The One That Got Away

In the first year Hubby and I were married, we were certain we would get pregnant right away. We were young and very naive about the ways of the world and about raising a child. We got married in January and Hubby enlisted in March. He thought it would be the best thing to do for his family, so he packed me up, sent me to my grandmother's house and flew off to basic.

He never made it past the first week. The recruiters had tried to slip him under the radar I guess and never told anyone about his left eye. Hubby has near blindness in that eye and a degenerative genetic disease. Once he got to basic, they took one look at his eye and sent him home.

It took 22 days for him to be processed out of the army and back at home. During that time, one of my best friends died, my grandmother, unknown to any of us, began the first stages of dementia, and my hormones started doing somersaults. When he got back, there was so much going on that neither of us thought anything about children for a couple of months.

One day he brought it up out of the blue, "Umm when was your last period?"

Half an hour later, we were sitting in my grandmother's bathroom with a test. It was positive. We were so sure I was pregnant. We were over the moon.

It took a couple of weeks to get in to see a doctor, by that point I had already started and stopped bleeding. I went anyway. They did bloodwork and it came back negative. They did an exam and the doctor said "Well whatever was there, if it was there is gone now. Want some birth control pills?" I politely refused, dressed, and ran out of there.
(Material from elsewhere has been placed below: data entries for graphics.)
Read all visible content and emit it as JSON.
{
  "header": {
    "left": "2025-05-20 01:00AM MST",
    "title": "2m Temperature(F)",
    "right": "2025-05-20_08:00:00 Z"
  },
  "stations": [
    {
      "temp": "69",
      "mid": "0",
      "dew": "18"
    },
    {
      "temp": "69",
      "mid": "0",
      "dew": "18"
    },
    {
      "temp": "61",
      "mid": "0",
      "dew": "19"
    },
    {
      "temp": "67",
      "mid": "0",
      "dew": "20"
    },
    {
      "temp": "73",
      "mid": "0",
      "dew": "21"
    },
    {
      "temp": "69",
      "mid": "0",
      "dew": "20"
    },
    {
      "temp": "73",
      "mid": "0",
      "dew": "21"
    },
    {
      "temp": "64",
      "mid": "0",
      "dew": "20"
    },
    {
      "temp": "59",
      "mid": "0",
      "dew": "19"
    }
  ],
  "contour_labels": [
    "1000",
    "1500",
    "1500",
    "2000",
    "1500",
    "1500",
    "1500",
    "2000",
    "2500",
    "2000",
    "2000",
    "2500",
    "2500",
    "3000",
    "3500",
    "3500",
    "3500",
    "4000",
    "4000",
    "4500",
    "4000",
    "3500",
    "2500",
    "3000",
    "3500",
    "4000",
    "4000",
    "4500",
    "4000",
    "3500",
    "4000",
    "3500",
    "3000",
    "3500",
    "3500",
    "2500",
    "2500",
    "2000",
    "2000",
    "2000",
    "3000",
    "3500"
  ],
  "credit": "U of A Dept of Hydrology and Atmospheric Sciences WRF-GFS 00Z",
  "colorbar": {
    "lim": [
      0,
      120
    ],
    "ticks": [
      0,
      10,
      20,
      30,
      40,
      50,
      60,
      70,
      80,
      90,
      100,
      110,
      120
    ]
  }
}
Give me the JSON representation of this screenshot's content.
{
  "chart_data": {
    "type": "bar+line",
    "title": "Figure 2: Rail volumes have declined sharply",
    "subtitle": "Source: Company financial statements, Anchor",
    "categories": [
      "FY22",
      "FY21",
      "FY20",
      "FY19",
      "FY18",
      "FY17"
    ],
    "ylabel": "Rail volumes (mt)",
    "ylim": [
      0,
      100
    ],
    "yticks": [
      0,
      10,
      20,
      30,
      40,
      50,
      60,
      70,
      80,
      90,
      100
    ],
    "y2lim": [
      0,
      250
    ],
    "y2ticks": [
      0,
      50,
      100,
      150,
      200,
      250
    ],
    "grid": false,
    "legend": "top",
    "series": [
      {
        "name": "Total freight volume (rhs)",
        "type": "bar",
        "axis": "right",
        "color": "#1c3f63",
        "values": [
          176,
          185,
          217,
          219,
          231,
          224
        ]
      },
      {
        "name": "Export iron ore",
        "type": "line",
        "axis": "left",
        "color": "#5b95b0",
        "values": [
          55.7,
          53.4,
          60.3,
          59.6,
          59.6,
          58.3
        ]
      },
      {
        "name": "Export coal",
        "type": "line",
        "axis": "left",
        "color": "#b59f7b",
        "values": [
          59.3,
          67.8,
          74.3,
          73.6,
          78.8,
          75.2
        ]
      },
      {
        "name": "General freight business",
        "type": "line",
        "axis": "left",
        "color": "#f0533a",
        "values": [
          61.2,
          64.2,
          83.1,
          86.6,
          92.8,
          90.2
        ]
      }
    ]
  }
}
I was uneducated in what to expect, what had happened to me, and how to respond to a terrible doctor that saw me as uninsured and unimportant."

We don't talk about that time in our lives now. One of my best friends found out she was pregnant a few months before all of it happened and I don't even talk to her now. Her baby has already started school and they have another on the way. I avoid looking at pictures of her little boy. I just can't bear to see him.

Knowing now what my body has gone through, I'm not sure we were truly pregnant, but it sure felt like it. The loss was there and it hurt so much. Still, I don't tell people about it. I don't talk about it and I don't join into loss discussions. I don't feel like I belong.

I do think about it often though. I think about that baby and what it would have looked like. I imagine what life would be like if we had a child about to graduate kindergarten and I wonder how different our lives would be.

My friend is at 22 weeks now and the doc has put her on bedrest. I see her online every day and I try hard every single time to work up the courage to say hi. I just can't. I put up a wall around that part of my life and I'm not strong enough to break it down. I know if I talked to her it would open up a floodgate for the past to come pouring in. I feel guilty, but I can't move past the fear.

I feel more anger than anything. I wish I had never taken that test. I wish I had never dared to hope that the things I was feeling were real. How can I grieve for a child when I don't truly know if they were there in the first place? How can I not grieve when there is a chance?

1 comment:

Kristin said...

Sweetie, if nothing else, allow yourself to grieve for the loss of a dream. Whether it was a false positive (fairly rare) or a chemical pregnancy, you did lose something. My love and prayers are with you.